Последний вечер начался позднее обычного, потому что Сашка долго капризничал, не отпускал от себя Женю. Заснув, просыпался, ныл, снова засыпал, и Женя, прикорнув рядом с ним, задремала, и если бы Айрин не стукнула ей в окно уже в начале двенадцатого, так до утра бы и проспала в брюках и свитере…

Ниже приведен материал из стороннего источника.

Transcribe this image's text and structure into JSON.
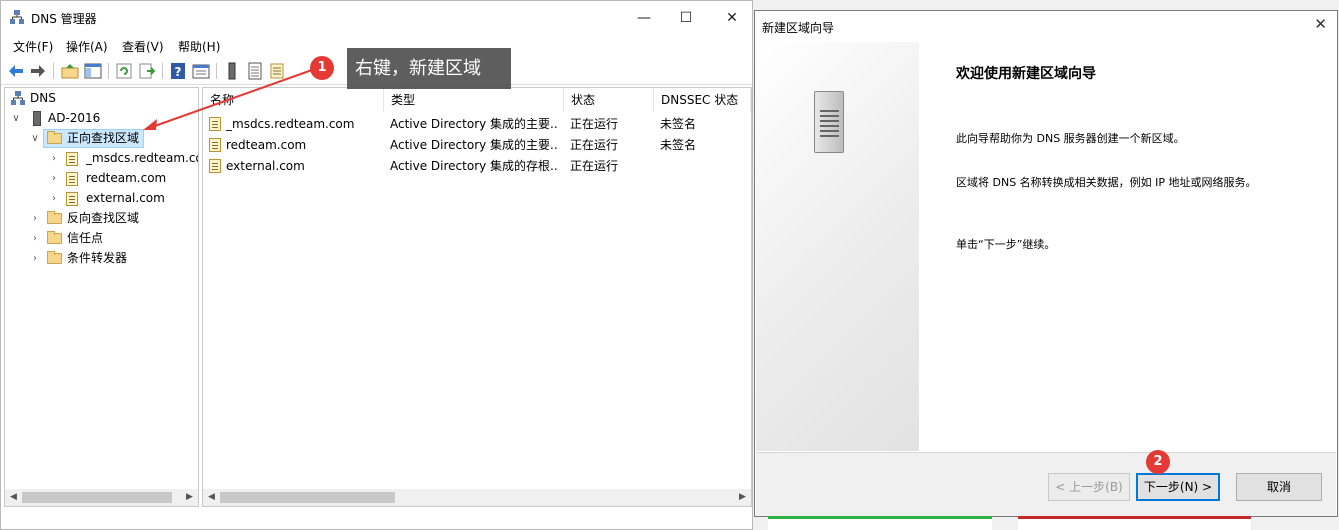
{
  "dns_window": {
    "title": "DNS 管理器",
    "menu": [
      "文件(F)",
      "操作(A)",
      "查看(V)",
      "帮助(H)"
    ],
    "tree": {
      "root": "DNS",
      "server": "AD-2016",
      "forward_zones": "正向查找区域",
      "zones": [
        "_msdcs.redteam.co",
        "redteam.com",
        "external.com"
      ],
      "reverse_zones": "反向查找区域",
      "trust_points": "信任点",
      "conditional_forwarders": "条件转发器"
    },
    "list": {
      "columns": [
        "名称",
        "类型",
        "状态",
        "DNSSEC 状态"
      ],
      "rows": [
        {
          "name": "_msdcs.redteam.com",
          "type": "Active Directory 集成的主要...",
          "status": "正在运行",
          "dnssec": "未签名"
        },
        {
          "name": "redteam.com",
          "type": "Active Directory 集成的主要...",
          "status": "正在运行",
          "dnssec": "未签名"
        },
        {
          "name": "external.com",
          "type": "Active Directory 集成的存根...",
          "status": "正在运行",
          "dnssec": ""
        }
      ]
    }
  },
  "callout": {
    "step1": "1",
    "text": "右键，新建区域",
    "step2": "2"
  },
  "wizard": {
    "title": "新建区域向导",
    "heading": "欢迎使用新建区域向导",
    "para1": "此向导帮助你为 DNS 服务器创建一个新区域。",
    "para2": "区域将 DNS 名称转换成相关数据，例如 IP 地址或网络服务。",
    "para3": "单击“下一步”继续。",
    "back": "< 上一步(B)",
    "next": "下一步(N) >",
    "cancel": "取消"
  },
  "colors": {
    "badge": "#e53935",
    "selection": "#cce8ff",
    "callout_bg": "#505050",
    "default_button_border": "#0078d7"
  }
}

И снова было у них две бутылки крымского портвейна, и заоконная тьма, даже и без фонаря на этот раз, потому что электричества в тот день не было, и две толстые белые свечи, привезенные из Москвы именно для такого случая, освещали террасу. Сузи и Доналд давно спали в комнате, а Айрин сидела на террасе в глубоком кресле, укутавшись в свою красно-зеленую клетку и разметав карты перед собой.
— Этo «Дорога на эшафот», старинный французский пасьянс, чаще раза в год он не получается. А сейчас я сидела, ждала тебя — и вот, сложился… В этом знак расположения к дому, времени, этому месту… Отчасти и к тебе. Хотя у тебя совсем другие покровители, от другой стихии…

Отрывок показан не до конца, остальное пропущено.